Dai Honghao, Jia Xiaodong, Pahren Laura, Lee Jay, Foreman Brandon
Department of Mechanical and Materials Engineering, College of Engineering and Applied Sciences, Cincinnati, OH, United States.
NSF I/UCRC Center for Intelligent Maintenance Systems, Cincinnati, OH, United States.
Front Neurol. 2020 Aug 28;11:959. doi: 10.3389/fneur.2020.00959. eCollection 2020.

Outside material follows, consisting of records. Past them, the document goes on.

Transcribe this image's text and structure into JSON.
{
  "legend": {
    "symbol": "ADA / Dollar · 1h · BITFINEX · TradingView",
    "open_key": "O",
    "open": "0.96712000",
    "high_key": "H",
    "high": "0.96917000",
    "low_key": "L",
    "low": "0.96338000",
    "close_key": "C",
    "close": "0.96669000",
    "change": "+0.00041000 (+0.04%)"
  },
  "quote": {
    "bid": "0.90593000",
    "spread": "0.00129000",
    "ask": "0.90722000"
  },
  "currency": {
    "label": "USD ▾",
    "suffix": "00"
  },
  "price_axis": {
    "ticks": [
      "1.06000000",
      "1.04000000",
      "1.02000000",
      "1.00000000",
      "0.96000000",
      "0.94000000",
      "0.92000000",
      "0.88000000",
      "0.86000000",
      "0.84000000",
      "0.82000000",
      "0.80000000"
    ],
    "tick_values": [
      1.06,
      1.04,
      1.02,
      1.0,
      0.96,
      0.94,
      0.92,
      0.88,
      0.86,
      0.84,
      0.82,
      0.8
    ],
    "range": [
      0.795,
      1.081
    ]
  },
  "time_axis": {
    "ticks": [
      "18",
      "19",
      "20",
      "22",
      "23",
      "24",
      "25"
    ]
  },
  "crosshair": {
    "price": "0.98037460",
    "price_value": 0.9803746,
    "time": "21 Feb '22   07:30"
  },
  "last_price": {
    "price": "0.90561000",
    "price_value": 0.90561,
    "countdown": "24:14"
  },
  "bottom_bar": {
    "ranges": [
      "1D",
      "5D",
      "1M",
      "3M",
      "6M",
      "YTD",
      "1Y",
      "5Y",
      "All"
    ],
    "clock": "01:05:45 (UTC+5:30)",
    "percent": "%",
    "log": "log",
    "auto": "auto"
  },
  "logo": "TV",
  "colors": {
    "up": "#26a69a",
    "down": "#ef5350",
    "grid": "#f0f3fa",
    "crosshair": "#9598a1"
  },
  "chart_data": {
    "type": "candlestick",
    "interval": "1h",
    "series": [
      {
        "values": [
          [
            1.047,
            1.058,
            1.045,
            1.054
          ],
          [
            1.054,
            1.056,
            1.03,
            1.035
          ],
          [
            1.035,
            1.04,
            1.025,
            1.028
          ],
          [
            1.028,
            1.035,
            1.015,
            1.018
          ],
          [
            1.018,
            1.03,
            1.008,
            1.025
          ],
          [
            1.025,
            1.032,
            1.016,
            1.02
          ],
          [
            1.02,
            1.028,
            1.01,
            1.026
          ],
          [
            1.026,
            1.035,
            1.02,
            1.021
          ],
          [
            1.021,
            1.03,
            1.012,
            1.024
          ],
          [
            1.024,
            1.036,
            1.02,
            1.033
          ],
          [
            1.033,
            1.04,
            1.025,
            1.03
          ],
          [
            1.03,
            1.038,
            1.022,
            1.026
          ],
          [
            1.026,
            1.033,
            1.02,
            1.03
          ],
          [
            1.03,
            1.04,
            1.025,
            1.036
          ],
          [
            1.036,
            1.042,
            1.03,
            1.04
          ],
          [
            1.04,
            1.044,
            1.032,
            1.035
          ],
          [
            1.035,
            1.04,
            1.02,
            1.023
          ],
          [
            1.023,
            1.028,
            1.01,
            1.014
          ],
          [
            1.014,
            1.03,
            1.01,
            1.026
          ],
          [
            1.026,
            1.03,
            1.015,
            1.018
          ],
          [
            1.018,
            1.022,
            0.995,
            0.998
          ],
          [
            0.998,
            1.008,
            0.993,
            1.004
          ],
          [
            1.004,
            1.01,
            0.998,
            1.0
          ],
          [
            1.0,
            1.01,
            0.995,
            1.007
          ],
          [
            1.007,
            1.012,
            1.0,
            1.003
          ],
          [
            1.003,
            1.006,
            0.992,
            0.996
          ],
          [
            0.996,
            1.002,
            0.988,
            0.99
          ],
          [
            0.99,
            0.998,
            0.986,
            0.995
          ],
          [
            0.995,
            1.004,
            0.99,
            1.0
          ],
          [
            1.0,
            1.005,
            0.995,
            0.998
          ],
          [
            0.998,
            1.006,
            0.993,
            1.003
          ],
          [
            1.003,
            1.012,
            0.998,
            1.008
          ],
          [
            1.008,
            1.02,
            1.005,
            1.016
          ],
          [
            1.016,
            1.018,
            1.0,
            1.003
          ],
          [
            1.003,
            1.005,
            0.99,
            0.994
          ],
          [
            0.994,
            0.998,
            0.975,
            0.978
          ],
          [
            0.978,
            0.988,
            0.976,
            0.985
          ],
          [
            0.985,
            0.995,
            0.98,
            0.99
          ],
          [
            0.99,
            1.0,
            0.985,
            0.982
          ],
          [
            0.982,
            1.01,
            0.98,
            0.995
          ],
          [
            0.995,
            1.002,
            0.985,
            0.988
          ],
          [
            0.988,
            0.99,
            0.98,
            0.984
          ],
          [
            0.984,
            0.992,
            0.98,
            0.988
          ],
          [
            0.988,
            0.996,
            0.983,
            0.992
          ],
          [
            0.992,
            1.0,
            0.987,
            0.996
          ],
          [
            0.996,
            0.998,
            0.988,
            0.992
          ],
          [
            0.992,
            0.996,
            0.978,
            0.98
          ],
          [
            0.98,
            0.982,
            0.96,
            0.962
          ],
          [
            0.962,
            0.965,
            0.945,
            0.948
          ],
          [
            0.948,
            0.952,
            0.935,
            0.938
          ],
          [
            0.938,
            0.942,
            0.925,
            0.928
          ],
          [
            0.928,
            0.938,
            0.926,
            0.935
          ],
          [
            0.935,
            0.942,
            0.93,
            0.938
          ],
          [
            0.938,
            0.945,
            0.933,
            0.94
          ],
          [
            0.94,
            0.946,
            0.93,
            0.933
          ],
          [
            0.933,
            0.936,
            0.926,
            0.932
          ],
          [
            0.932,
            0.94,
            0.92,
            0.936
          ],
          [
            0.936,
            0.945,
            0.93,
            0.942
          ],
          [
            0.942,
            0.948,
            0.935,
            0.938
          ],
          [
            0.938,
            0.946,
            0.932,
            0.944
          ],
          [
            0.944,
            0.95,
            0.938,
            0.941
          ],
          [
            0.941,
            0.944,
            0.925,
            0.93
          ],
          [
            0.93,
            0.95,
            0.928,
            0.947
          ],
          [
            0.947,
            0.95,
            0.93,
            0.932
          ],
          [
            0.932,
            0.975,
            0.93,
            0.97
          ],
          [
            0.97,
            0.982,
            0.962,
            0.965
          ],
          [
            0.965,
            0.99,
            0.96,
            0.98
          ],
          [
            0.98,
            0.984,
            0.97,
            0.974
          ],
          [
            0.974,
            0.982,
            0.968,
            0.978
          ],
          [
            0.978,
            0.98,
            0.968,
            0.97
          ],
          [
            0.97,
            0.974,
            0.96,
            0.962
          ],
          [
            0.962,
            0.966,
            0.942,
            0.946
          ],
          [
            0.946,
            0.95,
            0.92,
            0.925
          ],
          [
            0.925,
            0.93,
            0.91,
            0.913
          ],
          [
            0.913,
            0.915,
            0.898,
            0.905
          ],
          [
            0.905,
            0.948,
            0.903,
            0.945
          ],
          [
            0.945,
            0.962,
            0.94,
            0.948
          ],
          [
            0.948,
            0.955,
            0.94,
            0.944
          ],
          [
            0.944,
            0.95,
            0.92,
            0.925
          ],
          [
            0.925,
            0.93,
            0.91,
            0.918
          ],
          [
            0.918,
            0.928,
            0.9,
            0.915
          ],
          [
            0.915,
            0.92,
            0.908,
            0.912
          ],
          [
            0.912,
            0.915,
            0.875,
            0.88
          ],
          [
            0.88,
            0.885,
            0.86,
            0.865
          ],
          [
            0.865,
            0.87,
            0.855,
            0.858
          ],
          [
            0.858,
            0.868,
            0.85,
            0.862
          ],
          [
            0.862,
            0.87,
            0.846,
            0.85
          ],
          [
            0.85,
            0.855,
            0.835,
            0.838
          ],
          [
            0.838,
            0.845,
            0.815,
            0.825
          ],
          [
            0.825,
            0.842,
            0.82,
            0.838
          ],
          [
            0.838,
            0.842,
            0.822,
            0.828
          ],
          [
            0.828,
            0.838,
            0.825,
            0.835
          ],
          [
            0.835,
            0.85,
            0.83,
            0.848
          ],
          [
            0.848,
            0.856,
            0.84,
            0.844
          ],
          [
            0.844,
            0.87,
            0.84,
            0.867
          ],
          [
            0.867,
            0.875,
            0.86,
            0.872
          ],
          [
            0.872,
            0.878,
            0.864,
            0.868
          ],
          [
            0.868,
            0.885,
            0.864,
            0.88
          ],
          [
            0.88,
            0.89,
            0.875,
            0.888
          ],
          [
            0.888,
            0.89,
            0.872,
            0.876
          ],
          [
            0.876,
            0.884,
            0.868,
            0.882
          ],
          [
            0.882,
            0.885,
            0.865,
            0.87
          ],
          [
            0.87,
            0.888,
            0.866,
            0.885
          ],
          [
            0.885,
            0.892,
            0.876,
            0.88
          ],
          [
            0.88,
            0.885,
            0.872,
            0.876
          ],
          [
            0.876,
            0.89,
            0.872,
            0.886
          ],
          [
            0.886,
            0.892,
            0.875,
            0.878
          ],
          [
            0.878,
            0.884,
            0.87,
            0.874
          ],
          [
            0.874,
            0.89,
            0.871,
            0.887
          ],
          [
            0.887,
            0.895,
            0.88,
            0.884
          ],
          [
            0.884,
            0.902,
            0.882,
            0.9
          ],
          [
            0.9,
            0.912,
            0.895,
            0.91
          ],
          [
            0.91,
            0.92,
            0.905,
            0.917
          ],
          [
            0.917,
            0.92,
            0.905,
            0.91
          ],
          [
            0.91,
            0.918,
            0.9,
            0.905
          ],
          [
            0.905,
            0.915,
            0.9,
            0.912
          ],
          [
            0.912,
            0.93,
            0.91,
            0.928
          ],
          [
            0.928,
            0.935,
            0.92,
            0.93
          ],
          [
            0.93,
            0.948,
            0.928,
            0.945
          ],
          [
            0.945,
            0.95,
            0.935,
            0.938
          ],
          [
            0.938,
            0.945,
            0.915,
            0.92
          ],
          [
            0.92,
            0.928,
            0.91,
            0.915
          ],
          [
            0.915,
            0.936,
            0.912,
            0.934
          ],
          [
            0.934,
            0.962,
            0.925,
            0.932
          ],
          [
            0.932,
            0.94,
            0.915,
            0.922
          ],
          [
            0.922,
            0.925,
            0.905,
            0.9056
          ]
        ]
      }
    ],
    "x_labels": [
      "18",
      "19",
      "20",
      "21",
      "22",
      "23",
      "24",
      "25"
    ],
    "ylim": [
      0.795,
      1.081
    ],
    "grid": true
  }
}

Continuous intracranial pressure (ICP) monitoring is a cornerstone of neurocritical care after severe brain injuries such as traumatic brain injury and acts as a biomarker of secondary brain injury. With the rapid development of artificial intelligent (AI) approaches to data analysis, the acquisition, storage, real-time analysis, and interpretation of physiological signal data can bring insights to the field of neurocritical care bioinformatics. We review the existing literature on the quantification and analysis of the ICP waveform and present an integrated framework to incorporate signal processing tools, advanced statistical methods, and machine learning techniques in order to comprehensively understand the ICP signal and its clinical importance. Our goals were to identify the strengths and pitfalls of existing methods for data cleaning, information extraction, and application. In particular, we describe the use of ICP signal analytics to detect intracranial hypertension and to predict both short-term intracranial hypertension and long-term clinical outcome. We provide a well-organized roadmap for future researchers based on existing literature and a computational approach to clinically-relevant biomedical signal data.
连续颅内压(ICP)监测是创伤性脑损伤等严重脑损伤后神经重症监护的基石,并且作为继发性脑损伤的生物标志物。随着人工智能(AI)数据分析方法的迅速发展,生理信号数据的采集、存储、实时分析和解读能够为神经重症监护生物信息学领域带来新的见解。我们回顾了关于ICP波形量化和分析的现有文献,并提出一个综合框架,将信号处理工具、先进统计方法和机器学习技术纳入其中,以便全面理解ICP信号及其临床重要性。我们的目标是确定现有数据清理、信息提取和应用方法的优点和缺陷。特别是,我们描述了如何利用ICP信号分析来检测颅内高压,并预测短期颅内高压和长期临床结局。我们基于现有文献为未来的研究人员提供了一个条理清晰的路线图,以及一种针对临床相关生物医学信号数据的计算方法。